Начало далось нелегко - как эту простую, несложив-шуюся детскую душу приведешь к пониманию правильного пути и восприятию истинного света? - но многое в нем, помню, содействовало мне. Во-первых, как я говорил уже, он был умен: другие черные мальчишки, от рождения слепые слепотой глупости и легкомыслия, не различали даже смутных очертаний мира вне стен хижины, вне границ поля и окружающих лесов; Виллис, напротив, был похож на устремленную в небо птицу, которая тотчас улетит, лишь бы кто-нибудь открыл дверцу клетки. Возможно, это оттого, что он тоже вырос вблизи господского дома и мало подвергся влиянию тупого механического труда на полях. Но главное, конечно, он по натуре, просто по характеру был другой - не такой, как они. С самого начала он вошел в жизнь, осененный этим благословением: вольный духом, живой и радостно открытый обучению; все в нем радовалось жизни, веселилось и плясало, свободное от глупой звероватой тяжести, свойственной детям, рожденным для сохи и мотыги.

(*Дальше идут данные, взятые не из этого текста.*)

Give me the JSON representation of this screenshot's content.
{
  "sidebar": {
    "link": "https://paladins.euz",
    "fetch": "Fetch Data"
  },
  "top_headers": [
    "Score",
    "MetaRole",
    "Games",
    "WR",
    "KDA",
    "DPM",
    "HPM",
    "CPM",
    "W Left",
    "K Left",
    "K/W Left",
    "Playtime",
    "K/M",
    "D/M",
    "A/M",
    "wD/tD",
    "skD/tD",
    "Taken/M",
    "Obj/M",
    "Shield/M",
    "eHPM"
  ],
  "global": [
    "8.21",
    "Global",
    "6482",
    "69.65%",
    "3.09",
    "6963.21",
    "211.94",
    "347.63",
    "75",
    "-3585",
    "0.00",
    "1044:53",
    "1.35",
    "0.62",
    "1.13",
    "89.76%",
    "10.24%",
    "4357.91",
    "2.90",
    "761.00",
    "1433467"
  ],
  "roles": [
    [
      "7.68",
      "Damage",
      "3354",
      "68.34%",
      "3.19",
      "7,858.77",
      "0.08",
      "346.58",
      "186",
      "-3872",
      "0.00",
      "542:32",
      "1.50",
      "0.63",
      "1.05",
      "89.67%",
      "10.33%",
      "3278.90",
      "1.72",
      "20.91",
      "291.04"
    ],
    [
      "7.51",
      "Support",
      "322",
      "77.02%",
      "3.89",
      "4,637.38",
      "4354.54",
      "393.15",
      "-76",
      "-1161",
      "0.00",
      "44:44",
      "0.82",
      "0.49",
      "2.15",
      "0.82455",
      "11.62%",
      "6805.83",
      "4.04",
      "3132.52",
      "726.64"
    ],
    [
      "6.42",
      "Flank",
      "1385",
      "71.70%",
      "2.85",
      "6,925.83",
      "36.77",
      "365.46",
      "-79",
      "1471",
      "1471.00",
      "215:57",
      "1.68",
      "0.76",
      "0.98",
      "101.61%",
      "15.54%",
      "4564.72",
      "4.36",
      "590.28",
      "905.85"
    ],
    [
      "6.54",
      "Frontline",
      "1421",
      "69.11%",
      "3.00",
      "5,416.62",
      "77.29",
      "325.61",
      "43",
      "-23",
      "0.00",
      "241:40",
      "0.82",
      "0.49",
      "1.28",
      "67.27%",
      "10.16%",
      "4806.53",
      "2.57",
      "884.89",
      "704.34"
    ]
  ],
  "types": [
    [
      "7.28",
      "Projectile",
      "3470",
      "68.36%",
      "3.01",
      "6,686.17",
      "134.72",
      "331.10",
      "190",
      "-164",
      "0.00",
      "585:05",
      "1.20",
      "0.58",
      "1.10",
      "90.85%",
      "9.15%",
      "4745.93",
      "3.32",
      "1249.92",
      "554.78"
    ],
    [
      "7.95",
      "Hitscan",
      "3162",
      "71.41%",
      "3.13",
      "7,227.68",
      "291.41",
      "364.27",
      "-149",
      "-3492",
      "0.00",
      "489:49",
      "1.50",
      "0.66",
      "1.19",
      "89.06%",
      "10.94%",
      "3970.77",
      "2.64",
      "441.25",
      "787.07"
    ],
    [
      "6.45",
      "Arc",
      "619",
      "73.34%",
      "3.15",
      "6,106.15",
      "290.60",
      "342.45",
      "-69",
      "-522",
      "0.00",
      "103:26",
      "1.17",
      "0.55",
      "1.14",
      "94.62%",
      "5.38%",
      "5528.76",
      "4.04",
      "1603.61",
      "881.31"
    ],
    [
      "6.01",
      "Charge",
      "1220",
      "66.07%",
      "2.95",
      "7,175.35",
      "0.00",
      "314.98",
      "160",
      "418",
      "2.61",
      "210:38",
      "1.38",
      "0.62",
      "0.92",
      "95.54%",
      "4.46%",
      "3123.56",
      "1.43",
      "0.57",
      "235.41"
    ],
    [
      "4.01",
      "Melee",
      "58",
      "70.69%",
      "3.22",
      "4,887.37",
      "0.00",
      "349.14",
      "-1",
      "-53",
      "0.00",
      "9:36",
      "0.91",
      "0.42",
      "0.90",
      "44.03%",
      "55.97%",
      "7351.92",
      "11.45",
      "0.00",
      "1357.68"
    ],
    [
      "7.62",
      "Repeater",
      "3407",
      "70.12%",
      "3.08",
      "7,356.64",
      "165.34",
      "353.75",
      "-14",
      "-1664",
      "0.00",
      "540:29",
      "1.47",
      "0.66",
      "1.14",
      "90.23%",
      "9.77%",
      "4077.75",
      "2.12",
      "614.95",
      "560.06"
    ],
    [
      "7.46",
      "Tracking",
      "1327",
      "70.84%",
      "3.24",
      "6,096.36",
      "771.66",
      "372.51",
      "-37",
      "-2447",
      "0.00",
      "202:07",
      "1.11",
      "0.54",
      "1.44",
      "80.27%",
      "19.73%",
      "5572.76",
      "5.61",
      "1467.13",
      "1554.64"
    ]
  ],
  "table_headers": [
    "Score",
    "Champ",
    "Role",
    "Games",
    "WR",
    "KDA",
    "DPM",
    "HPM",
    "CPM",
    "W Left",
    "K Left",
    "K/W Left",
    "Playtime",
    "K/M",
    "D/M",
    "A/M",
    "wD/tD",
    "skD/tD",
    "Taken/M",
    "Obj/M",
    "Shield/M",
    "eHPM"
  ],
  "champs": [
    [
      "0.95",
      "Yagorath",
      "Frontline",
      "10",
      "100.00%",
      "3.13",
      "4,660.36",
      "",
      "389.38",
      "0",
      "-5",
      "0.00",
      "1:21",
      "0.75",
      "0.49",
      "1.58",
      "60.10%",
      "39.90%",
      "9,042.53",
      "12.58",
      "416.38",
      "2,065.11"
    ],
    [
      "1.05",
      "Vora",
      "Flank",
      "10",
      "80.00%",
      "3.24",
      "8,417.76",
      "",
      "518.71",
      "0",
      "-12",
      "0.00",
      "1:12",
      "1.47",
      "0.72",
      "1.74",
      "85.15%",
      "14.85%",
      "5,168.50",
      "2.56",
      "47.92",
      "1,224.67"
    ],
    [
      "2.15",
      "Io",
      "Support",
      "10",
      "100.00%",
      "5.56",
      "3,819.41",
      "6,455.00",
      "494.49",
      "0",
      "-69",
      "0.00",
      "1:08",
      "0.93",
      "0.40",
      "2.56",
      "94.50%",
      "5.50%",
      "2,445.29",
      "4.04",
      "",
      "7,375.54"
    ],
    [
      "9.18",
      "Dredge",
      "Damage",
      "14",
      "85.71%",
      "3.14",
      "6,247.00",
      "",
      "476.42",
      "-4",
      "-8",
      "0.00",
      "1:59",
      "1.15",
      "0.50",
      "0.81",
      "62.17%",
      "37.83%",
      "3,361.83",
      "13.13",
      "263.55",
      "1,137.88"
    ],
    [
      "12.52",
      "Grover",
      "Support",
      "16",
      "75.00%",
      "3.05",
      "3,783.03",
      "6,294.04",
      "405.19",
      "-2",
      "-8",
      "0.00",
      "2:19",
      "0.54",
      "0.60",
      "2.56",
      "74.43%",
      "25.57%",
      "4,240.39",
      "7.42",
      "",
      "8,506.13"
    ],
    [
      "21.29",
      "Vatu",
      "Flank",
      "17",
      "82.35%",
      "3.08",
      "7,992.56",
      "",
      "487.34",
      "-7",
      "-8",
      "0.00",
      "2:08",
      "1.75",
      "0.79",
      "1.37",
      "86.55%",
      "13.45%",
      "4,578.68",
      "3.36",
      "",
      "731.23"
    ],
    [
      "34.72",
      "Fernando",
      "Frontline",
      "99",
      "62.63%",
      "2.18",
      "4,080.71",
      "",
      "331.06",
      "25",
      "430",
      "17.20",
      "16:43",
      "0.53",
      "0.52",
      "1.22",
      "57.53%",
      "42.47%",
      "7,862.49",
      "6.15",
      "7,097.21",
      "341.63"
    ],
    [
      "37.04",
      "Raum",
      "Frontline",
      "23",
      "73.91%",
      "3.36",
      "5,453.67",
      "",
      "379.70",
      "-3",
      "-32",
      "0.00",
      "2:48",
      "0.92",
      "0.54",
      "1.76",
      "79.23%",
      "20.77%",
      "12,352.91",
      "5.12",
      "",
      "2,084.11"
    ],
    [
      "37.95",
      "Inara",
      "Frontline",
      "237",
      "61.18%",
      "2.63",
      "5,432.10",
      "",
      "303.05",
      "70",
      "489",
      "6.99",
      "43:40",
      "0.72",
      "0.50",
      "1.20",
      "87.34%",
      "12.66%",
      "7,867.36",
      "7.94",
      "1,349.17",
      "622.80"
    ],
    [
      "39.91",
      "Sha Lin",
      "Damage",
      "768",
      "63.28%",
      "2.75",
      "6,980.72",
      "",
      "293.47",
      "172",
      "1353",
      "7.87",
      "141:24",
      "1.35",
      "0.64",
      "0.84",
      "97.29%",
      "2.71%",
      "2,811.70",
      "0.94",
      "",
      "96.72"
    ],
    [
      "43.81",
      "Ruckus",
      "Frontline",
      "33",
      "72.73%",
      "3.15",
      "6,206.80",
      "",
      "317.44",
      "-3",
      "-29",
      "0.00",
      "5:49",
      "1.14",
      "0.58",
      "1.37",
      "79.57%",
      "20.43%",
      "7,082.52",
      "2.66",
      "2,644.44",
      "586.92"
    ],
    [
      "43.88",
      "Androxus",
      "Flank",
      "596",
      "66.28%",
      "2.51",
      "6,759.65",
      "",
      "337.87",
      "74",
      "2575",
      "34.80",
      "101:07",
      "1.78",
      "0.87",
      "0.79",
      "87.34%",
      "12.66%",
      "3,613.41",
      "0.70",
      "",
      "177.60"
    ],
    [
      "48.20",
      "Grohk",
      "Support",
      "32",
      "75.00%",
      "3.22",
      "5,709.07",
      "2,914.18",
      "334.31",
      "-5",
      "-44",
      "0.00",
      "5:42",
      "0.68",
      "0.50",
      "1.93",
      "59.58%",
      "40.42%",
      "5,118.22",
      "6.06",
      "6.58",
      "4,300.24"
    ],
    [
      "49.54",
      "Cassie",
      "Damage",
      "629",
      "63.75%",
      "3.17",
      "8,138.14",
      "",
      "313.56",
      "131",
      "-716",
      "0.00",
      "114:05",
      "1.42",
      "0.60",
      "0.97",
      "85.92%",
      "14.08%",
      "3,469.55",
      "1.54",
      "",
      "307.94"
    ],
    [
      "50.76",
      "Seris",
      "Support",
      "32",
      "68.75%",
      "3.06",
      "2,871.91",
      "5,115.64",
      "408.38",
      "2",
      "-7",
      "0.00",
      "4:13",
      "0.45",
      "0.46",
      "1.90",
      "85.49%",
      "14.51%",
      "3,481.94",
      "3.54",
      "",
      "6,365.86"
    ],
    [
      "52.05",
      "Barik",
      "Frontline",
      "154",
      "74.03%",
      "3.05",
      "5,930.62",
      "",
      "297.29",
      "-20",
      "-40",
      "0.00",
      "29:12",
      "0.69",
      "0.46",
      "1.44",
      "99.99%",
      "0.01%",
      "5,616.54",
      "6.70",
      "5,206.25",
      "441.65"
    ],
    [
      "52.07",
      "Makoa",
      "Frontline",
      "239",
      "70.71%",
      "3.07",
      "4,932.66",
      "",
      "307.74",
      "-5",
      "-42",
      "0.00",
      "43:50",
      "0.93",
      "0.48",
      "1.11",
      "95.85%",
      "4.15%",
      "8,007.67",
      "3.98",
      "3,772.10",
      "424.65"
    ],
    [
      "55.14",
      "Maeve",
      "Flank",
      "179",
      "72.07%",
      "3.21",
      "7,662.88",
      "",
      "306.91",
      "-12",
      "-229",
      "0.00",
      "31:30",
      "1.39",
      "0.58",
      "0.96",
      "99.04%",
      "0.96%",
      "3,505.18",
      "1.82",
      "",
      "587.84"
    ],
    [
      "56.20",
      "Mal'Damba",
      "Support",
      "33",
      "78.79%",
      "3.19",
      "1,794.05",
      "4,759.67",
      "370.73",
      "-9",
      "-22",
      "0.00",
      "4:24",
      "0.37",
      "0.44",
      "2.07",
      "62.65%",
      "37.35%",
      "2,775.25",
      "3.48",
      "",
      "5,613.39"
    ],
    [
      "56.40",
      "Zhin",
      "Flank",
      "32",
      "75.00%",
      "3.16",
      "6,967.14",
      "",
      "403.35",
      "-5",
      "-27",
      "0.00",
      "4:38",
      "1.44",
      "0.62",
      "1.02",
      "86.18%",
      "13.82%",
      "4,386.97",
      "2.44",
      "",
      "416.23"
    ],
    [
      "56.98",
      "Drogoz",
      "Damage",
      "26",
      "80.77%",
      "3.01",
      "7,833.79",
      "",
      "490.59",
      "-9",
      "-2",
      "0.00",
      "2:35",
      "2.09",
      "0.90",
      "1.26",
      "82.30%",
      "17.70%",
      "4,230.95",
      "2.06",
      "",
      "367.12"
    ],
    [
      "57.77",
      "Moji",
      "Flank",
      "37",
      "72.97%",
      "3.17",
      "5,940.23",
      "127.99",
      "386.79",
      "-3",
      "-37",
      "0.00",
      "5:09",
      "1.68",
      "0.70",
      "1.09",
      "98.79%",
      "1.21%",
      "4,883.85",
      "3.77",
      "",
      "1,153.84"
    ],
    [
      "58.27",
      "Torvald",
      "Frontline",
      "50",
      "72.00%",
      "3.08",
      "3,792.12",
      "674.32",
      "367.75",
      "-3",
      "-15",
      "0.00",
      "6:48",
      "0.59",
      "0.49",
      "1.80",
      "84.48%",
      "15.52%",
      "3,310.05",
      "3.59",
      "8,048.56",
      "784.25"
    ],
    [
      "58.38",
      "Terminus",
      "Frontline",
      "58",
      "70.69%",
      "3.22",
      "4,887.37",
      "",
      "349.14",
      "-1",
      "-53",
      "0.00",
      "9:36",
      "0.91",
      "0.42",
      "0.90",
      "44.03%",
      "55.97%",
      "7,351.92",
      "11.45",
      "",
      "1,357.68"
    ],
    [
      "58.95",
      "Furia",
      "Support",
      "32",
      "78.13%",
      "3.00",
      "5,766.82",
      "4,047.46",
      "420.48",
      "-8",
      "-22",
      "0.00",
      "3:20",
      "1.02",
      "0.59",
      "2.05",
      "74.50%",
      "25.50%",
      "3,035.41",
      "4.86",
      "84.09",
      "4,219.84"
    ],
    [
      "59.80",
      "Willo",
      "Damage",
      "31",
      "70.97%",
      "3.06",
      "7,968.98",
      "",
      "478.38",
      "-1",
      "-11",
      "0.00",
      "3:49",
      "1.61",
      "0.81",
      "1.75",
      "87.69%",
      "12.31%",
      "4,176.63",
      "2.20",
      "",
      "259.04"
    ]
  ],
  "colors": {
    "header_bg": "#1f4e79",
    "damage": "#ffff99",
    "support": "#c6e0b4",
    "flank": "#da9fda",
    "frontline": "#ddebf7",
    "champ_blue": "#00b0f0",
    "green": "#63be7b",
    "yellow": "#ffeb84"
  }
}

Однако еще больше помогал мне мой авторитет, перед которым он склонялся просто в силу того, сколь многого я достиг. Мое влияние было необычайно велико, особенно для негра юных лет, и я отлично сознавал, каким уважением и даже восхищением я пользуюсь среди черного населения лесопилки, особенно теперь, когда стало известно, что меня сделали вторым человеком после кучера Абрагама. (В то время я был чересчур юн, глуп и спесив, и это мешало мне - скажем, сижу я этак верхом на Джуди в гомоне, стуке и треске делянки лесоповала и, не глядя на суетящихся вокруг работающих негров, такой весь из себя холодный и надменный, нарочито громко читаю вслух накладную, да еще и с преувеличенно книжным произношением, - где уж тут было понять, сколько горького негодования пряталось за их почтительными, восхищенными взглядами.) С высоты своего положения снисходя до простодушного, доверчивого Виллиса, постепенно я сумел заставить его понять величие Господа, создавшего этот мир, и склониться перед чудом Его присутствия во всем сущем. Не подумайте чего плохого, но в те часы, что я провел с Виллисом весной моего восемнадцатого года (в тиши полуденных лугов мы с ним страстно молились, причем в одной руке я держал Библию, а другой сжимал и поглаживал его гладкое округлое плечо, призывая уверовать), я испытал некое совершенно новое чувство - например, когда однажды он начал вздрагивать и вздыхать в ответ на шепот моих молений: "Боже, посмотри, вот бедный отрок Виллис, осени его Твоей бесконечною милостью, помоги ему уверовать... да, Господи, да, да, он уверовал!", и сразу голос Виллиса, испуганный свистящий шепоток: "Да, точно, Господи, Виллис, он - того, он, ясное дело, верует!" - впервые я испытал... нет, я же говорю, плохого не подумайте, я испытал прорыв, вроде как, когда солнце желтым выплеском прорвет тучи и озарит весь Божий мир, так и меня прорвало, и все затопило таинственным ощущением моей собственной, только мне одному дарованной, пока еще потаенной, но неукротимой и сокрушительной власти.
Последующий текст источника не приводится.